Context is plumbing. Run it through every long-lived call site.

Named queries

Positional arguments like $1 or ? are error-prone. If you add a column to your query, you have to update the argument list in the exact same order. sqlx supports named queries using placeholders that match struct field names.

// Named queries use placeholders that match struct field names.
// This prevents argument order errors and makes the query self-documenting.
query := `
    INSERT INTO person (first_name, last_name)
    VALUES (:first_name, :last_name)
`

// NamedExec expands the named placeholders into positional arguments.
// It matches the struct fields to the query names automatically.
result, err := db.NamedExec(query, p)
if err != nil {
    log.Fatalln(err)
}

Named queries save you from index errors. Use them for inserts and updates.

Pitfalls and errors

Unexported fields. If your struct fields start with a lowercase letter, sqlx cannot read them. Go's reflection package respects visibility rules. Export the fields with a capital letter, or sqlx will silently ignore them. The compiler won't catch this. Your data will just be empty.

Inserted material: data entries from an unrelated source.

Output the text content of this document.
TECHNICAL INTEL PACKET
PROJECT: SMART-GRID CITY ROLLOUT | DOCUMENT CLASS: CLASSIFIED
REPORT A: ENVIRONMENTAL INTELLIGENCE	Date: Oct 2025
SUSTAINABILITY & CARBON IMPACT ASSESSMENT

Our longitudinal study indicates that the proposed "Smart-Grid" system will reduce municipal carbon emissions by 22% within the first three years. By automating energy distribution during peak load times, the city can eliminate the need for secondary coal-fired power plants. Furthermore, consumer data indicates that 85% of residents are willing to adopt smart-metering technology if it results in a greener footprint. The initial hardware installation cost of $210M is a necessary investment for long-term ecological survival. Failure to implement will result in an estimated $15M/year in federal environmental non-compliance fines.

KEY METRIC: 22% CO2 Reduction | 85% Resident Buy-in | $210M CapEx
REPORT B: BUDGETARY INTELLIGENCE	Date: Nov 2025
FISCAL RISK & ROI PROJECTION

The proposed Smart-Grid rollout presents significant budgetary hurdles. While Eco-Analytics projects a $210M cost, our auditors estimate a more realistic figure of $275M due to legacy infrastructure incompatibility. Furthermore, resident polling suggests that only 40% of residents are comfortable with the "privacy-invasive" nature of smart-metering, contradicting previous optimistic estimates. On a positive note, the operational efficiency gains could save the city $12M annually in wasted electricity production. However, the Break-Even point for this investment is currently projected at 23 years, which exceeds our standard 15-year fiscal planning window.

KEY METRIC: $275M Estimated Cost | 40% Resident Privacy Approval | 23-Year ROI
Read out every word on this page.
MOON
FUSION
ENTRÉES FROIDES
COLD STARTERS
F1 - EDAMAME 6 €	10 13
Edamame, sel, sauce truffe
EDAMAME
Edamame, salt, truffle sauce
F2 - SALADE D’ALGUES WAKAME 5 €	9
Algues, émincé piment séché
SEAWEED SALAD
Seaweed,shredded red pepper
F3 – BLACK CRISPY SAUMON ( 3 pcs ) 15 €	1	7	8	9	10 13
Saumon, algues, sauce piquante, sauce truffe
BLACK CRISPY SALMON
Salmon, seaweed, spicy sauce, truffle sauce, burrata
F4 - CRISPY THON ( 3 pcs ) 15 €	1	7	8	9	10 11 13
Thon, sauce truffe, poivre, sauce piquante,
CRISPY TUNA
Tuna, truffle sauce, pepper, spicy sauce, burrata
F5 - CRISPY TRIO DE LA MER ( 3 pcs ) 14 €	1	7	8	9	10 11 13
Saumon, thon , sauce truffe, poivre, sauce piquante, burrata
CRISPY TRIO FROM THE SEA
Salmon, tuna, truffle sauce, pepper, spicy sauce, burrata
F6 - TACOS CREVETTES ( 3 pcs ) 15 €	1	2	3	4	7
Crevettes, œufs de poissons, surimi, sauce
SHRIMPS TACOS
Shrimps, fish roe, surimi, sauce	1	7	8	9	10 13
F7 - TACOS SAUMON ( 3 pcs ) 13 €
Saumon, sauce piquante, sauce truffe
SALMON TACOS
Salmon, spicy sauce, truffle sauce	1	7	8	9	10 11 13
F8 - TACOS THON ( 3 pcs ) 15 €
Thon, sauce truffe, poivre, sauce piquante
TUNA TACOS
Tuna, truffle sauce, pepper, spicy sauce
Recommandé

No rows. db.Get returns sql.ErrNoRows if the query returns zero rows. You must check for this explicitly. The compiler doesn't know your query might return nothing.

if errors.Is(err, sql.ErrNoRows) {
    // Handle the missing user case.
    return nil, fmt.Errorf("user %d not found", id)
}

Connection pooling. sqlx inherits the connection pool from database/sql. You can configure it using the underlying *sql.DB object. Call db.DB() to unwrap the standard library object.

// Unwrap to access standard library pool settings.
db.DB().SetMaxOpenConns(10)
db.DB().SetMaxIdleConns(5)

Column name mismatch. sqlx matches column names to struct tags. If you rename a column in SQL but forget the tag, sqlx might map it wrong or ignore it. Use explicit db tags to lock the mapping. Don't rely on case-insensitive matching in production.

The worst goroutine bug is the one that never logs. Check your errors.

Decision matrix

Use database/sql when you need zero external dependencies and want full control over how rows are scanned. Use sqlx when you want automatic struct scanning and named queries without the overhead of a full ORM. Use an ORM like GORM when your application relies heavily on complex relationships and you prefer code generation over raw SQL. Use sqlc when you want type safety at compile time by generating Go code from your SQL files.